ONE principal difficulty in understanding this great and fundamental doctrine, probably consists in our ignorance of the necessity of it. So long as we discern no necessity of an atonement for sin, in order to forgiveness, the nature and import of it will be unintelligible. And the reason why an atonement for sin is necessary, will not be seen, without some just and general view of the great end for which God originally gave birth to Creation.

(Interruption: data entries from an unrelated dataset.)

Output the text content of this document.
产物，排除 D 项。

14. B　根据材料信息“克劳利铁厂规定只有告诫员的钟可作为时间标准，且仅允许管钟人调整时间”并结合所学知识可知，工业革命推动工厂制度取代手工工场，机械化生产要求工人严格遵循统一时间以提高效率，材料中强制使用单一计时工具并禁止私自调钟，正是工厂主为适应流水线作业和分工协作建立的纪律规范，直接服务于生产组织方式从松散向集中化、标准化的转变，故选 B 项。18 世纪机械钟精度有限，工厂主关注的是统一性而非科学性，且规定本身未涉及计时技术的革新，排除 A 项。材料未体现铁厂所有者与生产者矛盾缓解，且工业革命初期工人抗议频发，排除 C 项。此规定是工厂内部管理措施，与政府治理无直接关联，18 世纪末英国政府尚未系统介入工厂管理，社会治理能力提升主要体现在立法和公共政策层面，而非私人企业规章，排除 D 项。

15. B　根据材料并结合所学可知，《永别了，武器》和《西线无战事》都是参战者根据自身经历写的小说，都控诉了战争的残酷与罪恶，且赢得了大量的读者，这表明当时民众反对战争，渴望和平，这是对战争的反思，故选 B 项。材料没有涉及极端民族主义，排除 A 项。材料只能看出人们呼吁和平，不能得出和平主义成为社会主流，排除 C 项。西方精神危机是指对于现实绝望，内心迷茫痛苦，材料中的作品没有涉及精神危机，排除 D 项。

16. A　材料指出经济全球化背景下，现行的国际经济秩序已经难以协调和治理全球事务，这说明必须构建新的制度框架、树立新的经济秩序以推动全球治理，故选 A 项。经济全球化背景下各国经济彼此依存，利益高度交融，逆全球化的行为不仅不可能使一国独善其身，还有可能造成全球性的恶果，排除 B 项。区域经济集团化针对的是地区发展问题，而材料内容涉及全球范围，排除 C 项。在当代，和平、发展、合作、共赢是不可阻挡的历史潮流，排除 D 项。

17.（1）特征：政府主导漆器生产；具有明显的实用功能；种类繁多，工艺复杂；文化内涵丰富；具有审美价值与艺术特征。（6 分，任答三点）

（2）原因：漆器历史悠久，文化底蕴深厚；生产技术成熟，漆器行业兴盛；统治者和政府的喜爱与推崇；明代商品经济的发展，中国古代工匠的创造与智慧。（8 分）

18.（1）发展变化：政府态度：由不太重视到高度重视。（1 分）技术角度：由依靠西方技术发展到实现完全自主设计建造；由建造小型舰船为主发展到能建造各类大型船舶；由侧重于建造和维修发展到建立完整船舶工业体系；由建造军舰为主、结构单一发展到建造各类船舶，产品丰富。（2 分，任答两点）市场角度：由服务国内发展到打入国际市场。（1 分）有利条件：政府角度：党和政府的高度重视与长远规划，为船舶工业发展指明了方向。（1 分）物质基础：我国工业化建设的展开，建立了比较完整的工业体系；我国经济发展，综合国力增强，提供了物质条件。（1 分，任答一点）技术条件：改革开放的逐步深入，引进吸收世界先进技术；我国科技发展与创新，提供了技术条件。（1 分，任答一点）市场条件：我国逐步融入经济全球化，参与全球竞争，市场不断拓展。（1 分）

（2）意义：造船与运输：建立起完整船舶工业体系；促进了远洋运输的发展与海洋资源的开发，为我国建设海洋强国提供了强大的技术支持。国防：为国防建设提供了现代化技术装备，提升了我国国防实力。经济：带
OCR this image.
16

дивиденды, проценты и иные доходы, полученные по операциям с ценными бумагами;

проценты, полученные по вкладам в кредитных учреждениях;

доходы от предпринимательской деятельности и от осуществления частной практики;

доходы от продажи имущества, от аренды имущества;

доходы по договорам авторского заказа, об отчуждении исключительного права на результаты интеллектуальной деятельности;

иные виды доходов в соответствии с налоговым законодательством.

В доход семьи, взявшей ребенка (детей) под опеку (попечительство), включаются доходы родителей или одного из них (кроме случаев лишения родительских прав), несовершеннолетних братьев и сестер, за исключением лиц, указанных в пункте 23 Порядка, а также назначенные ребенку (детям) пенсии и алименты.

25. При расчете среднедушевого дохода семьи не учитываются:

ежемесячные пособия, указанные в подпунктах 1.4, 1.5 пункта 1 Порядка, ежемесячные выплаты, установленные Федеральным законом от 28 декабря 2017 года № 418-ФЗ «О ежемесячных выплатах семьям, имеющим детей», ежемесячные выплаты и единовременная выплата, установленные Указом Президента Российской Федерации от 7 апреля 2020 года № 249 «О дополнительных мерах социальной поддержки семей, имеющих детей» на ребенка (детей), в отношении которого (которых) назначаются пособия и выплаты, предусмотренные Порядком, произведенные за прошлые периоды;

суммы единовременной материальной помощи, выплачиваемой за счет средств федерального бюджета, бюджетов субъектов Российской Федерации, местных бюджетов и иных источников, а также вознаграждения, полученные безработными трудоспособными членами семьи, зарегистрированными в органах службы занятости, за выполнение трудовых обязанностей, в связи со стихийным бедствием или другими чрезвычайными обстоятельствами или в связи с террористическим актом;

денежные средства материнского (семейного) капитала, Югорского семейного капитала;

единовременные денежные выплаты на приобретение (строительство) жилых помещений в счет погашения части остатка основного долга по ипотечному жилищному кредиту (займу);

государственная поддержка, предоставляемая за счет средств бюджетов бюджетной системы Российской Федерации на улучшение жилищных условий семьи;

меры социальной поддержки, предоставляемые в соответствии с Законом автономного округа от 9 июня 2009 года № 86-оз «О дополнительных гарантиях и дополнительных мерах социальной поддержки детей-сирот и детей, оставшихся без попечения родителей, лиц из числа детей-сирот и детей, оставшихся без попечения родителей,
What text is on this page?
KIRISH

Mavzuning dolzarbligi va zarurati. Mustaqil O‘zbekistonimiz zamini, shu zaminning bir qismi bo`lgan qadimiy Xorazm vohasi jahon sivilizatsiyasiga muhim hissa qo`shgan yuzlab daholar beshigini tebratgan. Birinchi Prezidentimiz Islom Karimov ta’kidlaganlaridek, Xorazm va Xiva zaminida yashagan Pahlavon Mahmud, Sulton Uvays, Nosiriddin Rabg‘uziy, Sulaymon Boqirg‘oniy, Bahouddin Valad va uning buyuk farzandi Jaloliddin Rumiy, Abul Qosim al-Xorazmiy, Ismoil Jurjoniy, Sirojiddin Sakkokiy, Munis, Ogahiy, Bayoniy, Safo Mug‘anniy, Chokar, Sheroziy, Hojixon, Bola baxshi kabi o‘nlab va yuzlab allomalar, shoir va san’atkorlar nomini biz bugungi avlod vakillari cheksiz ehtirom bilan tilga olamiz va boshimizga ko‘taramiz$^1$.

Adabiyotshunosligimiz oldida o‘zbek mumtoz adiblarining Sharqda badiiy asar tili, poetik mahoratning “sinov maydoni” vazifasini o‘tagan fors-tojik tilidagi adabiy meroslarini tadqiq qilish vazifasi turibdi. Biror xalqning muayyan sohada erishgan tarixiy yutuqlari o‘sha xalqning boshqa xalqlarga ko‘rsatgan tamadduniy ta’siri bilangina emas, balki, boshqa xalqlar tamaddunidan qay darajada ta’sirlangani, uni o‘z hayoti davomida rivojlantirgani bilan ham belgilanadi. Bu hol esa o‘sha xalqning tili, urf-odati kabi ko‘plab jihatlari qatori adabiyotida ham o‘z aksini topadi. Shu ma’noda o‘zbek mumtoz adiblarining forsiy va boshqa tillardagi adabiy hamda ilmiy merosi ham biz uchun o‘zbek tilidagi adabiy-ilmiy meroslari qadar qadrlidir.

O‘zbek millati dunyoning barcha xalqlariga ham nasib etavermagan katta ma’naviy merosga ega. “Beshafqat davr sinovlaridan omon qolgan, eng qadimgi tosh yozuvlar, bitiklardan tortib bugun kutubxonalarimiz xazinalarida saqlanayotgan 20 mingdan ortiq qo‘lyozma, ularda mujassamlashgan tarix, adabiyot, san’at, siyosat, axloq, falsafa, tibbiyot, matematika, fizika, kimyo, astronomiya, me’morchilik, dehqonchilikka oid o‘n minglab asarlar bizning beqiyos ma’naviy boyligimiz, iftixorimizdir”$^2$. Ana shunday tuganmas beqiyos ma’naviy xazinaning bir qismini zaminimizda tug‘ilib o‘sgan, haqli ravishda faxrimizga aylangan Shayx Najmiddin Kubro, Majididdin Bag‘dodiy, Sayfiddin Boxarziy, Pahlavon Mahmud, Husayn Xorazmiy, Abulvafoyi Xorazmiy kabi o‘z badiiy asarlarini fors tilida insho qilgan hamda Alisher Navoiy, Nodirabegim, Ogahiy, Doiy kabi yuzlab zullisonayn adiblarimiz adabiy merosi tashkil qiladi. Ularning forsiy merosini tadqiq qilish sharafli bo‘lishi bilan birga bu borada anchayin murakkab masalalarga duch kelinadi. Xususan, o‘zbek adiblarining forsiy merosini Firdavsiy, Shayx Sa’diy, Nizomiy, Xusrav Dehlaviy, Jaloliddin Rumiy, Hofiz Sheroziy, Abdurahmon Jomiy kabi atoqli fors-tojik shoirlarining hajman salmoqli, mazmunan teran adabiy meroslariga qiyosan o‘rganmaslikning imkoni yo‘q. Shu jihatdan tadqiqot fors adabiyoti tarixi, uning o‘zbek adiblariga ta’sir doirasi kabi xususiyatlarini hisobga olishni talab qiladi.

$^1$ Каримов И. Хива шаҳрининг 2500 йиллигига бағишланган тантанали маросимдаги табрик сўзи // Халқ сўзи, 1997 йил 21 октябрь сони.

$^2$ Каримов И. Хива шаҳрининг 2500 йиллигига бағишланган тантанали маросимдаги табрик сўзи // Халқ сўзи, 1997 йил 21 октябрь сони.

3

THOUGH unassisted reason might be very unequal to the determination of so important a question, divine revelation hath abundantly supplied the defect; in forming our sentiments on a question of such moment, it becomes us to be especially careful that we do not pervert nor go aside from the instructions of the word of God. Taking Revelation for our guide, we need not be afraid to enquire into things which are above the reach of mere natural reason. And, by these unerring oracles we are unquestionably authorised to conclude, that a display, or manifestation, of his own
true and infinitely holy character, was the chief and ultimate end which God had in view, in creation.*
FOR God to manifest his own proper character is, invariably, to manifest something that is excellent. Wherever we discover the divine character, we see something that is excellent. To say, therefore, that a manifestation of his own true and holy character was God's chief and ultimate end in creation, is no more than saying, in the language of scripture, that he made all things for his pleasure, for his glory, or for his great name's sake. It is the pleasure, and the glory of God, to make some external exhibition of his own inherent perfection; and, to discover to his creatures his own proper character, which is, in itself, infinitely excellent. God evidently designed to exhibit an external image, or portraiture of his own infinite mind, in which its beauties and excellences might be seen by his creatures. But the excellences of MIND, we are all sensible, can be discerned by others, only in the external expressions of its capacity and disposition, or temper. So that we have no where to learn the divine character, but in his works, taken in connexion with his word.
As we all agree that God is most eminently good, it is evident that the real disposition of his infinite mind doth not appear, excepting in works of goodness, and where some good is actually done. His true character, therefore, cannot otherwise be manifested than in doing good. Consequently, a manifestation of the proper character of God, will necessarily comprehend all the good, all the created felicity, which he ever had it in design to bring about; and, which will ever be accomplished.
*For a particular enumeration of passages of Scripture in proof of this point, see the late President Edwards on Goo's last end in the creation of the world.